Mais tarde, haveriam de descobrir que tinham sido instalados cerca de 90 quilómetros de cabos defeituosos, que não havia balcões de check-in suficientes, que as escadas rolantes encomendadas eram curtas de mais, que o sistema de arrefecimento não era adequado ou que o telhado era duas vezes mais pesado do que o autorizado. Já em 2018, foi anunciado que os 750 ecrãs que deveriam informar sobre as partidas e chegadas tinham permanecido ligados todos estes anos e que tinham chegado ao fim da sua vida útil.
Em 2014, o desaire do aeroporto terá sido o principal motivo que levou à demissão de Klaus Wowereit, depois de 13 anos à frente da câmara e do governo da cidade-estado de Berlim.
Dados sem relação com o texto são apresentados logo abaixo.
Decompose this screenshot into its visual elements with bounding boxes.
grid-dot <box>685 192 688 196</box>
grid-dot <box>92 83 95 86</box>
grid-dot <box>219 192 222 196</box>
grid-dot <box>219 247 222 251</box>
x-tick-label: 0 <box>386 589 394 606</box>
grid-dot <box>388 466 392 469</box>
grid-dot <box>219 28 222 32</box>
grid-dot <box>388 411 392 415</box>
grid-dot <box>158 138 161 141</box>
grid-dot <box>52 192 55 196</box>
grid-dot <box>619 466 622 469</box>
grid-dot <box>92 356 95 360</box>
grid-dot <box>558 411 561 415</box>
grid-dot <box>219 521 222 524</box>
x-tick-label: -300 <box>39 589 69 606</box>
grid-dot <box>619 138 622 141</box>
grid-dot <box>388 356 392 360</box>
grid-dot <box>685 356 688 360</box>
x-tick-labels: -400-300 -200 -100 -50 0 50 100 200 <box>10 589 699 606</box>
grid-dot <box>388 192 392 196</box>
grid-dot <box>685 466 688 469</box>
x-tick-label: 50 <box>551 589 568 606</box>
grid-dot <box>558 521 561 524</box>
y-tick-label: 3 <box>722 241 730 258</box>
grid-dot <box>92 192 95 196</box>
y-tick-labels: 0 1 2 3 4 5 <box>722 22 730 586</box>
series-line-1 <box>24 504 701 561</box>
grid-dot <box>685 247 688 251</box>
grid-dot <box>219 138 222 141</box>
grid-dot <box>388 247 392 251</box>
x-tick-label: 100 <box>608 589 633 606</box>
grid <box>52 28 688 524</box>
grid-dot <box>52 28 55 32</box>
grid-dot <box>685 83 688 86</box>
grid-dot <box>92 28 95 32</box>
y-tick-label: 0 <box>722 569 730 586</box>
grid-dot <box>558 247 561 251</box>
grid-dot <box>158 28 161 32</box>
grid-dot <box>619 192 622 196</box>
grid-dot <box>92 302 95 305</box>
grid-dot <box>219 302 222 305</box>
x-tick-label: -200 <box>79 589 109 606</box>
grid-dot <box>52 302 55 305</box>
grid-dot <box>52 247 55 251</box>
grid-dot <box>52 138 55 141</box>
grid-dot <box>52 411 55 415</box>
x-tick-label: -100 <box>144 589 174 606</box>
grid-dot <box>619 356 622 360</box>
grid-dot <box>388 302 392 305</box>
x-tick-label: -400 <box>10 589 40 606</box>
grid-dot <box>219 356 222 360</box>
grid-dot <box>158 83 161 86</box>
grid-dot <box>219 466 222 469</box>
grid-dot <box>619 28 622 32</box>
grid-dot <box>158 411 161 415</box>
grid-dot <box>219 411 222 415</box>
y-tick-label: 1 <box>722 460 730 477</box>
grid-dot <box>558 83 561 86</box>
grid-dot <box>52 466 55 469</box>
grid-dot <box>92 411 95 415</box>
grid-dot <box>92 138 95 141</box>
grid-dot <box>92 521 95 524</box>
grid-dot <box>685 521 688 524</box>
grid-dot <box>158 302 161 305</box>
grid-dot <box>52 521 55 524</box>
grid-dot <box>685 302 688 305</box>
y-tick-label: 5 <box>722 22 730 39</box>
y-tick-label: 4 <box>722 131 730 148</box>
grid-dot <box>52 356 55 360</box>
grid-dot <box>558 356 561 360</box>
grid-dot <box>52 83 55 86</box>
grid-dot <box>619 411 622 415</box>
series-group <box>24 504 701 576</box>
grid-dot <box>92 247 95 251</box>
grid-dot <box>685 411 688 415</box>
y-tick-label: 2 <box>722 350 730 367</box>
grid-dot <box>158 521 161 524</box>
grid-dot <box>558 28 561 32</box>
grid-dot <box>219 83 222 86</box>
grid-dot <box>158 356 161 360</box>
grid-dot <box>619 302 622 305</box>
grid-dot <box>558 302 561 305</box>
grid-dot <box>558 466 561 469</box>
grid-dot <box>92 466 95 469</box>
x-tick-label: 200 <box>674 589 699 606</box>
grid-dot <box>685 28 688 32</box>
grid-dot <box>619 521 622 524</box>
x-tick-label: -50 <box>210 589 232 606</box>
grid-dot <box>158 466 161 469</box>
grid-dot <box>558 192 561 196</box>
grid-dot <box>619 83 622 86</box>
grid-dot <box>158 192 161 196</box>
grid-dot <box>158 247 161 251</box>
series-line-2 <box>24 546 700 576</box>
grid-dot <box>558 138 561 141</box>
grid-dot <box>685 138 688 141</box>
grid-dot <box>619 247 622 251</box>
O político que cunhou o slogan da Berlim “pobre mas sexy” e que fez história ao assumir a sua homossexualidade na campanha de 2001, tinha-se demitido da presidência da sociedade encarregada pelo aeroporto, mas o fiasco era já tão grande que acabou por aniquilar as ambições políticas daquele que tinha chegado a ser visto como potencial candidato a chanceler.
De acordo com as previsões iniciais, o aeroporto deveria custar cerca de 2,8 mil milhões de euros. Em 2016, a factura chegava perto dos 7 mil milhões. E, recorda o New York Times, mesmo encerrado, a manutenção custa milhões de euros todos os meses. Paga-se a funcionários para descarregar o autoclismo em todas as sanitas do aeroporto para manter o sistema de esgoto em bom funcionamento. À noite, carruagens vazias circulam pelos túneis de ligação entre terminais para impedir que o mofo e a ferrugem se instalem.
Quando abrir portas, o novo aeroporto será já um velho aeroporto, com um design algo vintage e novas tecnologias adicionadas à última hora, como balcões de auto-check-in ou estações de carregamento de smartphones que, à época em que o aeroporto foi desenhado, ainda eram objectos de ficção científica.
Em 2018, temia-se que a capacidade do aeroporto – mais de 40 milhões de passageiros por ano, se contabilizarmos os dois novos terminais e a adaptação de Schönefeld – não fosse suficiente a longo prazo. Hoje nasce no seio de uma pandemia que virou o mundo do avesso e deixou a indústria da aviação (das viagens e do turismo) em tumulto.
No domingo passado, o aeroporto de Schönefeld, aberto em 1946 como principal pista aérea da Alemanha Oriental, tornou-se parte integrante do novo aeroporto. É agora o terminal 5 de Berlim-Brandeburgo (BER). Já Tegel, construído pelos militares franceses em 1948, amada por muitos devido à localização privilegiada, e para outros símbolo de liberdade na Berlim dividida, vê o último avião descolar da icónica pista a 8 de Novembro.